Berbicara terorisme dan ekstrimisme adalah hal yang sangat klise dibeberapa kalangan tertentu karena seakan tidak penting dalam kehidupan berbangsa dan bernegara, sedangkan esktremisme berhaluan kiri sudah biasa diproses hukum sebagai delik terorisme karena pada intinya keduanya sama. Namun, disadari atau tidak hal ini dapat menghambat laju gerak perkembangan bangsa Indonesia dari berbagai sektor secara universal, penegak hukum harusnya menjauhkan persepsi bahwa terorisme identik dengan agama.
Dalam pengganti UUD No 1 Tahun 2002 tentang Pemberantasan Tindak Pidana Terorisme, Pasal 22 Ayat 1 UUD 1945 telah ditetapkan pada BAB I Pasal 2 bahwa pemberantasan tindak pidana terorisme dalam Peraturan Pemerintah Pengganti Undang-undang ini merupakan kebijakan dan langkah-langkah strategis untuk memperkuat ketertiban masyarakat, dan keselamatan masyarakat dengan tetap menjunjung tinggi hukum dan hak asasi manusia, tidak bersifat diskriminatif, baik berdasarkan suku, agama, ras, maupun antargolongan.
Pada BAB III Pasal 3 peraturan pemerintah pengganti tentang ruang lingkup berlakunya berbunyi, Peraturan Pemerintah Pengganti Undang-undang ini berlaku terhadap setiap orang yang melakukan atau bermaksud melakukan tindak pidana terorisme di wilayah negara Republik Indonesia dan/atau negara lain juga mempunyai yurisdiksi dan menyatakan maksudnya untuk melakukan penuntutan terhadap pelaku tersebut.
Ketika mendengar kata terorisme yang terlintas dalam pikiran adalah orang yang menjadi bagian dari agama islam, akan tetapi kelompok seperti ini tidak bisa kemudian menjustifikasi pada satu pihak atau satu kelompok. Kemungkinan terbesarnya kelompok separatisme ini lahir dari kelompok anarko yang kemudian menjadikan agama islam sebagai kendaraan untuk melakukan aksinya. Dari beberapa analisa akademik menyimpulkan bahwa kelompok terorisme (separatisme dan anarko) bukan bagian dogma agama apapun melainkan sebuah ideologi.

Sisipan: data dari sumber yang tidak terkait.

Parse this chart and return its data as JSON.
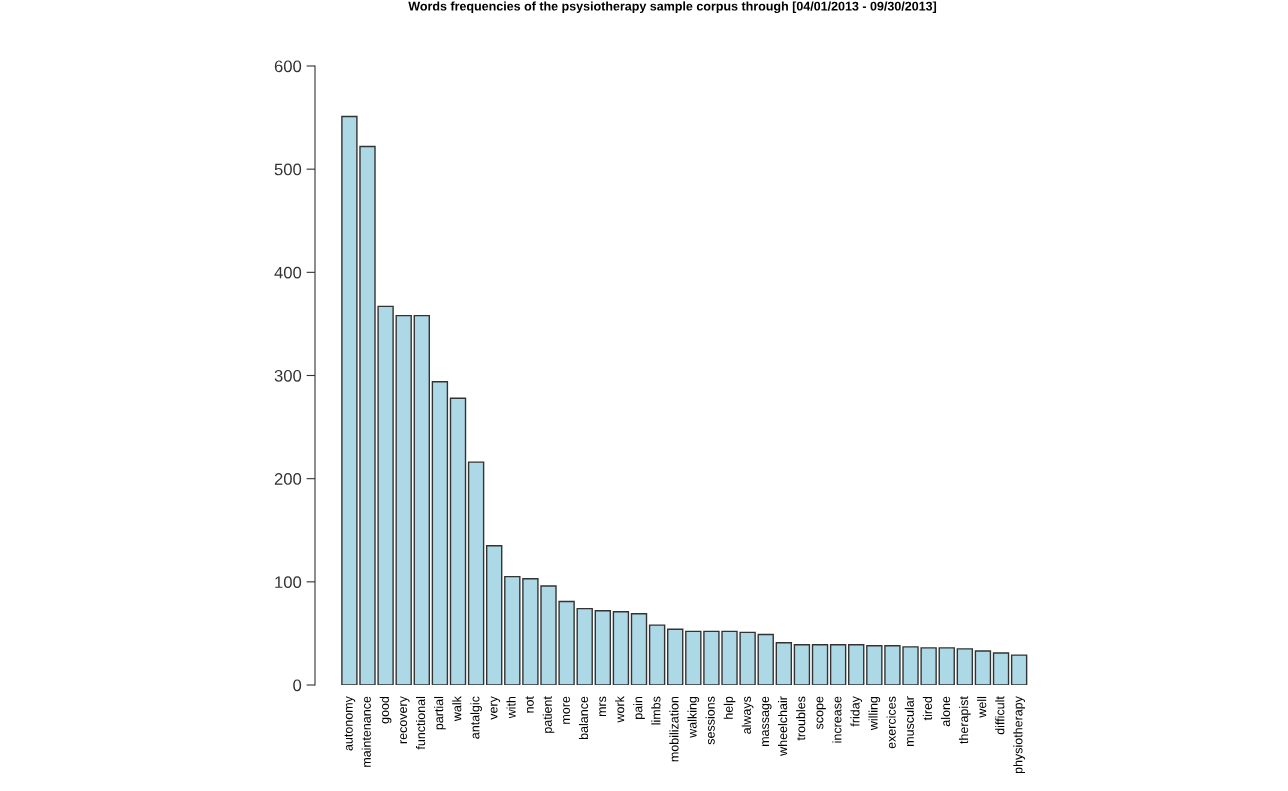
{
  "chart_data": {
    "type": "bar",
    "title": "Words frequencies of the psysiotherapy sample corpus through [04/01/2013 - 09/30/2013]",
    "categories": [
      "autonomy",
      "maintenance",
      "good",
      "recovery",
      "functional",
      "partial",
      "walk",
      "antalgic",
      "very",
      "with",
      "not",
      "patient",
      "more",
      "balance",
      "mrs",
      "work",
      "pain",
      "limbs",
      "mobilization",
      "walking",
      "sessions",
      "help",
      "always",
      "massage",
      "wheelchair",
      "troubles",
      "scope",
      "increase",
      "friday",
      "willing",
      "exercices",
      "muscular",
      "tired",
      "alone",
      "therapist",
      "well",
      "difficult",
      "physiotherapy"
    ],
    "values": [
      551,
      522,
      367,
      358,
      358,
      294,
      278,
      216,
      135,
      105,
      103,
      96,
      81,
      74,
      72,
      71,
      69,
      58,
      54,
      52,
      52,
      52,
      51,
      49,
      41,
      39,
      39,
      39,
      39,
      38,
      38,
      37,
      36,
      36,
      35,
      33,
      31,
      29
    ],
    "color": "#add8e6",
    "ylim": [
      0,
      600
    ],
    "yticks": [
      0,
      100,
      200,
      300,
      400,
      500,
      600
    ],
    "grid": false
  }
}
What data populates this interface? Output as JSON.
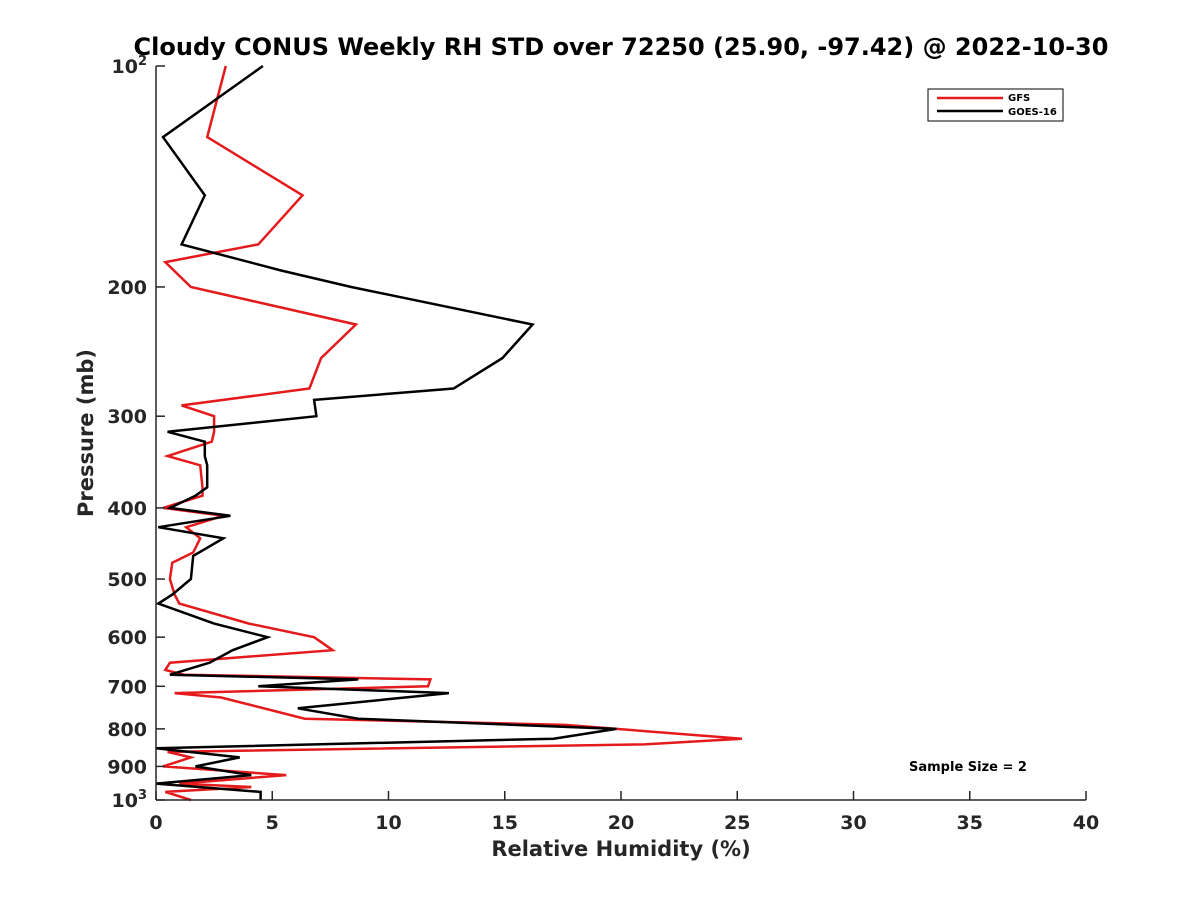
{
  "chart_data": {
    "type": "line",
    "title": "Cloudy CONUS Weekly RH STD over 72250 (25.90, -97.42) @ 2022-10-30",
    "xlabel": "Relative Humidity (%)",
    "ylabel": "Pressure (mb)",
    "xlim": [
      0,
      40
    ],
    "ylim": [
      100,
      1000
    ],
    "y_scale": "log",
    "y_reversed": true,
    "x_ticks": [
      "0",
      "5",
      "10",
      "15",
      "20",
      "25",
      "30",
      "35",
      "40"
    ],
    "y_ticks": [
      {
        "value": 100,
        "base": "10",
        "exp": "2"
      },
      {
        "value": 200,
        "label": "200"
      },
      {
        "value": 300,
        "label": "300"
      },
      {
        "value": 400,
        "label": "400"
      },
      {
        "value": 500,
        "label": "500"
      },
      {
        "value": 600,
        "label": "600"
      },
      {
        "value": 700,
        "label": "700"
      },
      {
        "value": 800,
        "label": "800"
      },
      {
        "value": 900,
        "label": "900"
      },
      {
        "value": 1000,
        "base": "10",
        "exp": "3"
      }
    ],
    "grid": false,
    "legend_position": "top-right",
    "annotation": "Sample Size = 2",
    "series": [
      {
        "name": "GFS",
        "color": "#e41a1c",
        "points": [
          [
            3.0,
            100
          ],
          [
            2.2,
            125
          ],
          [
            6.3,
            150
          ],
          [
            4.4,
            175
          ],
          [
            0.4,
            185
          ],
          [
            1.5,
            200
          ],
          [
            8.6,
            225
          ],
          [
            7.1,
            250
          ],
          [
            6.6,
            275
          ],
          [
            1.1,
            290
          ],
          [
            2.5,
            300
          ],
          [
            2.5,
            315
          ],
          [
            2.4,
            325
          ],
          [
            0.5,
            340
          ],
          [
            1.9,
            350
          ],
          [
            2.0,
            375
          ],
          [
            2.0,
            385
          ],
          [
            0.3,
            400
          ],
          [
            2.9,
            410
          ],
          [
            1.3,
            425
          ],
          [
            1.9,
            440
          ],
          [
            1.6,
            460
          ],
          [
            0.7,
            475
          ],
          [
            0.6,
            500
          ],
          [
            0.8,
            525
          ],
          [
            1.0,
            540
          ],
          [
            4.0,
            575
          ],
          [
            6.8,
            600
          ],
          [
            7.6,
            625
          ],
          [
            0.6,
            650
          ],
          [
            0.4,
            665
          ],
          [
            1.2,
            675
          ],
          [
            11.8,
            685
          ],
          [
            11.7,
            700
          ],
          [
            0.8,
            715
          ],
          [
            2.8,
            725
          ],
          [
            6.4,
            775
          ],
          [
            17.6,
            790
          ],
          [
            25.2,
            825
          ],
          [
            21.0,
            840
          ],
          [
            0.5,
            860
          ],
          [
            1.5,
            875
          ],
          [
            0.3,
            900
          ],
          [
            5.6,
            925
          ],
          [
            1.0,
            950
          ],
          [
            4.1,
            960
          ],
          [
            0.4,
            975
          ],
          [
            1.5,
            1000
          ]
        ]
      },
      {
        "name": "GOES-16",
        "color": "#000000",
        "points": [
          [
            4.6,
            100
          ],
          [
            0.3,
            125
          ],
          [
            2.1,
            150
          ],
          [
            1.1,
            175
          ],
          [
            5.4,
            190
          ],
          [
            8.4,
            200
          ],
          [
            16.2,
            225
          ],
          [
            14.9,
            250
          ],
          [
            12.8,
            275
          ],
          [
            6.8,
            285
          ],
          [
            6.9,
            300
          ],
          [
            0.5,
            315
          ],
          [
            2.1,
            325
          ],
          [
            2.1,
            340
          ],
          [
            2.2,
            350
          ],
          [
            2.2,
            375
          ],
          [
            1.7,
            385
          ],
          [
            0.6,
            400
          ],
          [
            3.2,
            410
          ],
          [
            0.1,
            425
          ],
          [
            2.9,
            440
          ],
          [
            1.6,
            465
          ],
          [
            1.5,
            500
          ],
          [
            0.7,
            525
          ],
          [
            0.1,
            540
          ],
          [
            2.5,
            575
          ],
          [
            4.8,
            600
          ],
          [
            3.3,
            625
          ],
          [
            2.3,
            650
          ],
          [
            0.6,
            675
          ],
          [
            8.7,
            685
          ],
          [
            4.4,
            700
          ],
          [
            12.6,
            715
          ],
          [
            6.1,
            750
          ],
          [
            8.7,
            775
          ],
          [
            19.8,
            800
          ],
          [
            17.1,
            825
          ],
          [
            0.0,
            850
          ],
          [
            3.6,
            875
          ],
          [
            1.7,
            900
          ],
          [
            4.1,
            925
          ],
          [
            0.0,
            950
          ],
          [
            4.5,
            975
          ],
          [
            4.5,
            1000
          ]
        ]
      }
    ]
  }
}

Gerakan Separatisme dikenal sebagai gerakan yang melenceng dari UUD, sebab separatisme seringkali memicu tindakan provokatif dan makar. Analisa kami terkait separatisme adalah gerakan yang lebih frontal dari pada kelompok lain, dan proses rekrutmen kelompok separatisme tidak harus bersyaratkan terhadap agama islam, melainkan cukup dengan pencucian otak kepada siapapun yang dianggap mudah dipengaruhi dan bisa dikontrol guna mencapai tujuan gerakan separatisme tersebut.